A sensação de que algo está respirando perto, mas não há ninguém.

A sensação de que algo está respirando perto, mas não há ninguém.

O Ronco Fino da Ansiedade

A luz amarela do abajur derramava uma poça morna sobre o travesseiro, mas não alcançava a escuridão onde Juliana sentia que algo se encolhia. Era de madrugada, o silêncio denso da Vila Madalena prestes a ser rompido pelo barulho inicial do caminhão de lixo e o latido distante de algum cachorro mais agitado. Mas ali, no seu quarto, o silêncio era diferente. Era pesado, úmido, quase palpável.

Ela se virou pela décima vez, o lençol grudando no suor que não vinha do calor, mas de uma febre interna que a consumia. E então, veio. Um sopro. Tão leve, tão fugaz, que ela duvidou se não tinha sido a própria respiração dela voltando para o rosto. Mas não era. Era um ar mais frio, com um cheiro sutil de terra molhada e algo mais, algo indefinível que a fazia arrepiar.

O coração acelerou, batendo contra as costelas como um pássaro enjaulado. Deu um pulo, sentando-se na cama, os olhos varrendo o quarto. O guarda-roupa escuro, a bicicleta encostada na parede, a pilha de livros na mesinha de cabeceira. Tudo familiar, tudo inofensivo. Mas a sensação persistia, como a de estar num ambiente fechado com uma corrente de ar que não deveria existir.

Tentou racionalizar. O cansaço. A crise que a assombrava no trabalho, a pressão do prazo final, a incerteza sobre o futuro daquela pequena livraria que ela tanto amava e que parecia afogar em boletos. Era isso. O estresse se manifestando de formas bizarras.

Mas o sopro veio de novo. Dessa vez, mais próximo, como se tivesse saído de trás da cortina, mesmo sabendo que a janela estava fechada. Um cheiro metálico se misturou ao da terra. Ela fechou os olhos com força, apertando os dedos nas bordas do colchão. Lembrou-se da avó, Dona Elza, sempre falando de “presenças” na casa, de “sinais”. Juliana nunca acreditou. Era superstição, coisa de gente que precisava de respostas fáceis para o que não entendia.

Agora, sentia-se exposta, desarmada. Pegou o celular, a tela fria iluminando o rosto. A última mensagem de Marcos: “Te amo. Durma bem.” Ele estava em São José dos Campos, trabalhando na obra da nova ponte. Tão longe. Tão seguro.

O ar pareceu se contrair. Era um som inaudível, mas que ela sentia na pele, nos ossos. Uma vibração suave, como o ronco de um animal adormecido muito perto, mas sem o calor, sem o peso. A respiração que não vinha de pulmões, mas de algo que se moldava ao contorno do quarto, se encolhia e se estendia nas sombras.

Com as mãos trêmulas, ela pegou o livro que estava lendo: “O Nome da Rosa”. Aventura, mistério, mas tudo confinado às páginas de papel. Levantou-se da cama, caminhando devagar para o lado da cortina. O coração martelava um ritmo frenético. Respirou fundo, sentindo o ar gelado tocar sua pele como um toque leve de dedos.

Abriu a cortina.

Nada.
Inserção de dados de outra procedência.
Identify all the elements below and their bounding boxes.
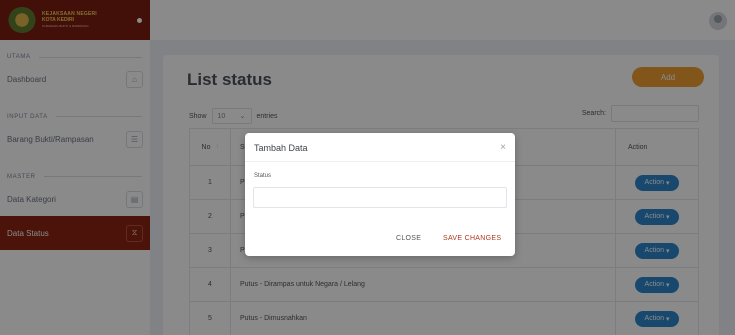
- save-changes-button[interactable]: SAVE CHANGES: [443, 235, 501, 242]
- close-button[interactable]: CLOSE: [396, 235, 421, 242]
- modal-divider: [245, 161, 515, 162]
- close-icon[interactable]: ×: [500, 142, 506, 153]
- status-input[interactable]: [253, 187, 507, 208]
- status-field-label: Status: [254, 173, 272, 179]
- tambah-data-modal: Tambah Data × Status CLOSE SAVE CHANGES: [245, 133, 515, 256]
- modal-title: Tambah Data: [254, 143, 308, 153]
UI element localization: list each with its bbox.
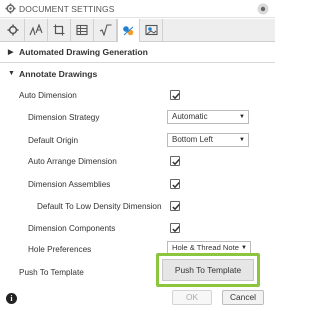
annotate-drawings-section[interactable]: ▼ Annotate Drawings — [0, 69, 275, 81]
dropdown-arrow-icon: ▼ — [239, 114, 245, 120]
ok-button[interactable]: OK — [172, 290, 212, 305]
tab-text-style[interactable] — [25, 19, 48, 41]
dimension-components-checkbox[interactable] — [170, 223, 180, 233]
checkmark-icon — [172, 226, 180, 233]
auto-dimension-checkbox[interactable] — [170, 90, 180, 100]
dimension-components-label: Dimension Components — [28, 224, 116, 233]
image-settings-icon — [144, 24, 158, 36]
low-density-dimension-checkbox[interactable] — [170, 201, 180, 211]
section-label: Annotate Drawings — [19, 69, 98, 79]
cancel-button[interactable]: Cancel — [222, 290, 264, 305]
gear-icon — [7, 24, 19, 36]
text-style-icon — [29, 24, 43, 36]
tab-image-settings[interactable] — [140, 19, 163, 41]
caret-down-icon: ▼ — [8, 70, 15, 77]
dimension-strategy-value: Automatic — [172, 112, 208, 121]
options-icon — [257, 3, 268, 14]
automated-drawing-generation-section[interactable]: ▶ Automated Drawing Generation — [0, 47, 275, 59]
auto-arrange-dimension-label: Auto Arrange Dimension — [28, 157, 117, 166]
table-icon — [76, 24, 88, 36]
dimension-assemblies-label: Dimension Assemblies — [28, 180, 111, 189]
checkmark-icon — [172, 93, 180, 100]
gear-icon — [5, 3, 16, 14]
tab-frame[interactable] — [48, 19, 71, 41]
tab-math[interactable] — [94, 19, 117, 41]
tab-general[interactable] — [2, 19, 25, 41]
low-density-dimension-label: Default To Low Density Dimension — [37, 202, 162, 211]
annotate-icon — [123, 25, 134, 35]
tab-table[interactable] — [71, 19, 94, 41]
push-to-template-button[interactable]: Push To Template — [162, 259, 254, 281]
settings-tab-bar — [0, 19, 275, 42]
dropdown-arrow-icon: ▼ — [239, 137, 245, 143]
dimension-strategy-label: Dimension Strategy — [28, 113, 100, 122]
hole-preferences-label: Hole Preferences — [28, 245, 92, 254]
checkmark-icon — [172, 204, 180, 211]
info-icon[interactable]: i — [6, 293, 17, 304]
auto-arrange-dimension-checkbox[interactable] — [170, 156, 180, 166]
default-origin-value: Bottom Left — [172, 135, 213, 144]
caret-right-icon: ▶ — [8, 49, 14, 56]
dimension-assemblies-checkbox[interactable] — [170, 179, 180, 189]
frame-icon — [53, 24, 65, 36]
push-to-template-label: Push To Template — [19, 268, 84, 277]
window-title: DOCUMENT SETTINGS — [19, 4, 115, 14]
tab-annotate[interactable] — [117, 19, 140, 42]
hole-preferences-value: Hole & Thread Note — [172, 243, 239, 252]
title-bar: DOCUMENT SETTINGS — [0, 0, 275, 18]
section-label: Automated Drawing Generation — [19, 47, 148, 57]
default-origin-label: Default Origin — [28, 136, 79, 145]
checkmark-icon — [172, 159, 180, 166]
section-divider — [0, 62, 275, 63]
default-origin-select[interactable]: Bottom Left ▼ — [167, 133, 249, 147]
dimension-strategy-select[interactable]: Automatic ▼ — [167, 110, 249, 124]
panel-options-button[interactable] — [256, 2, 269, 15]
auto-dimension-label: Auto Dimension — [19, 91, 77, 100]
square-root-icon — [99, 24, 111, 36]
checkmark-icon — [172, 182, 180, 189]
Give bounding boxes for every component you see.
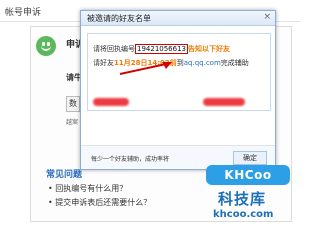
faq-item[interactable]: • 回执编号有什么用？ — [48, 183, 127, 194]
close-icon[interactable]: × — [263, 12, 271, 22]
background-button[interactable]: 数 — [66, 96, 80, 112]
faq-title: 常见问题 — [46, 170, 83, 180]
dialog-header: 被邀请的好友名单 × — [81, 11, 275, 26]
background-note: 越案 — [66, 119, 79, 126]
confirm-button[interactable]: 确定 — [233, 151, 267, 165]
dialog-title: 被邀请的好友名单 — [87, 14, 151, 23]
receipt-number: 19421056613 — [135, 44, 188, 54]
smiley-icon — [36, 36, 56, 56]
footer-note: 每少一个好友辅助，成功率将 — [91, 156, 170, 163]
page-title: 帐号申诉 — [5, 8, 42, 18]
watermark-url: khcoo.com — [213, 209, 274, 220]
faq-item[interactable]: • 提交申诉表后还需要什么？ — [48, 197, 151, 208]
invited-friends-dialog: 被邀请的好友名单 × 请将回执编号 19421056613 告知以下好友 请好友11… — [80, 10, 276, 170]
annotation-arrow-icon — [119, 62, 172, 75]
redacted-friend-2 — [203, 98, 245, 106]
receipt-instruction: 请将回执编号 19421056613 告知以下好友 — [93, 44, 230, 54]
watermark-cn: 科技库 — [218, 190, 267, 208]
watermark-badge: KHCoo — [206, 165, 290, 185]
site-link[interactable]: aq.qq.com — [184, 59, 221, 67]
khcoo-watermark: KHCoo 科技库 khcoo.com — [200, 165, 296, 223]
redacted-friend-1 — [93, 98, 129, 106]
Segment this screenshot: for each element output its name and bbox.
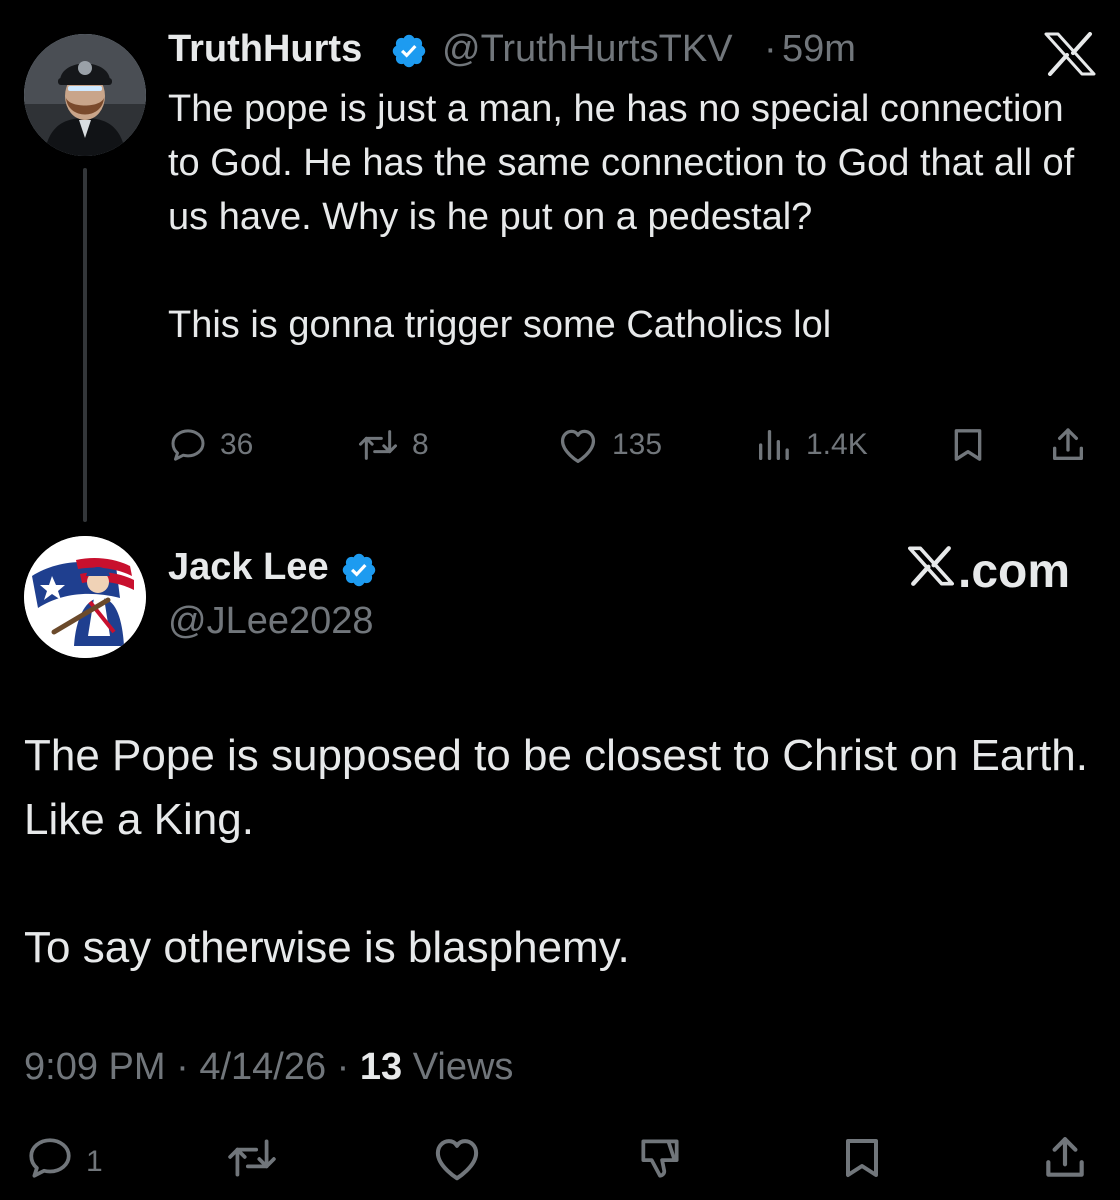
author-handle[interactable]: @TruthHurtsTKV: [442, 28, 733, 71]
share-icon: [1048, 425, 1088, 465]
bookmark-button[interactable]: [838, 1134, 886, 1190]
share-button[interactable]: [1040, 1134, 1090, 1190]
tweet-paragraph: To say otherwise is blasphemy.: [24, 923, 630, 972]
views-count: 1.4K: [806, 428, 868, 461]
x-logo-icon: [1044, 32, 1096, 76]
reply-icon: [24, 1133, 76, 1191]
jacklee-avatar[interactable]: [24, 536, 146, 658]
repost-button[interactable]: [224, 1134, 280, 1190]
repost-count: 8: [412, 428, 429, 461]
heart-icon: [430, 1133, 484, 1191]
share-button[interactable]: [1048, 418, 1088, 472]
separator-dot: ·: [764, 28, 777, 70]
tweet-date[interactable]: 4/14/26: [199, 1046, 326, 1088]
like-button[interactable]: [430, 1134, 484, 1190]
author-name[interactable]: Jack Lee: [168, 546, 329, 589]
views-button[interactable]: 1.4K: [754, 418, 868, 472]
repost-button[interactable]: 8: [356, 418, 429, 472]
tweet-paragraph: This is gonna trigger some Catholics lol: [168, 304, 832, 346]
like-button[interactable]: 135: [556, 418, 662, 472]
author-handle[interactable]: @JLee2028: [168, 600, 374, 643]
bookmark-icon: [838, 1133, 886, 1191]
reply-button[interactable]: 36: [168, 418, 253, 472]
repost-icon: [224, 1133, 280, 1191]
tweet-text: The pope is just a man, he has no specia…: [168, 82, 1088, 352]
x-logo-icon: [908, 544, 958, 599]
thumbs-down-icon: [634, 1133, 686, 1191]
tweet-time[interactable]: 59m: [782, 28, 856, 71]
brand-domain: .com: [958, 545, 1071, 598]
tweet-paragraph: The Pope is supposed to be closest to Ch…: [24, 731, 1088, 844]
bookmark-button[interactable]: [948, 418, 988, 472]
separator-dot: ·: [336, 1046, 350, 1088]
share-icon: [1040, 1133, 1090, 1191]
reply-count: 1: [86, 1145, 103, 1178]
tweet-paragraph: The pope is just a man, he has no specia…: [168, 88, 1075, 238]
repost-icon: [356, 425, 400, 465]
dislike-button[interactable]: [634, 1134, 686, 1190]
heart-icon: [556, 425, 600, 465]
reply-count: 36: [220, 428, 254, 461]
truthhurts-avatar[interactable]: [24, 34, 146, 156]
tweet-meta: 9:09 PM · 4/14/26 · 13 Views: [24, 1046, 513, 1089]
thread-line: [83, 168, 87, 522]
verified-badge-icon: [390, 32, 428, 70]
bookmark-icon: [948, 425, 988, 465]
author-name[interactable]: TruthHurts: [168, 28, 362, 71]
x-com-brand: .com: [908, 544, 1070, 599]
views-count: 13: [359, 1046, 403, 1088]
reply-button[interactable]: 1: [24, 1134, 103, 1190]
views-chart-icon: [754, 425, 794, 465]
like-count: 135: [612, 428, 663, 461]
verified-badge-icon: [340, 551, 378, 589]
views-label: Views: [412, 1046, 514, 1088]
separator-dot: ·: [176, 1046, 189, 1088]
tweet-time[interactable]: 9:09 PM: [24, 1046, 166, 1088]
reply-icon: [168, 425, 208, 465]
tweet-text: The Pope is supposed to be closest to Ch…: [24, 724, 1094, 980]
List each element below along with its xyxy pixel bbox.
Apenas o asfalto molhado pela garoa fina da madrugada, as luzes fracas dos postes, os prédios vizinhos, silenciosos e adormecidos. E o vazio. Mas não o vazio ausente de tudo, e sim um vazio que parecia preenchido por uma ausência palpável.

A sensação não desapareceu. Continuou ali, pairando no ar do quarto, um segredo sussurrado pelo silêncio. Juliana se sentou de volta na cama, abraçando os joelhos. A ansiedade que antes era um monstro familiar, agora ganhava contornos estranhos, sussurrantes. Ela não sabia o que era, de onde vinha, mas sabia que não estava sozinha naquela imensidão vazia. E o ronco fino, quase imperceptível, continuava. Esperando.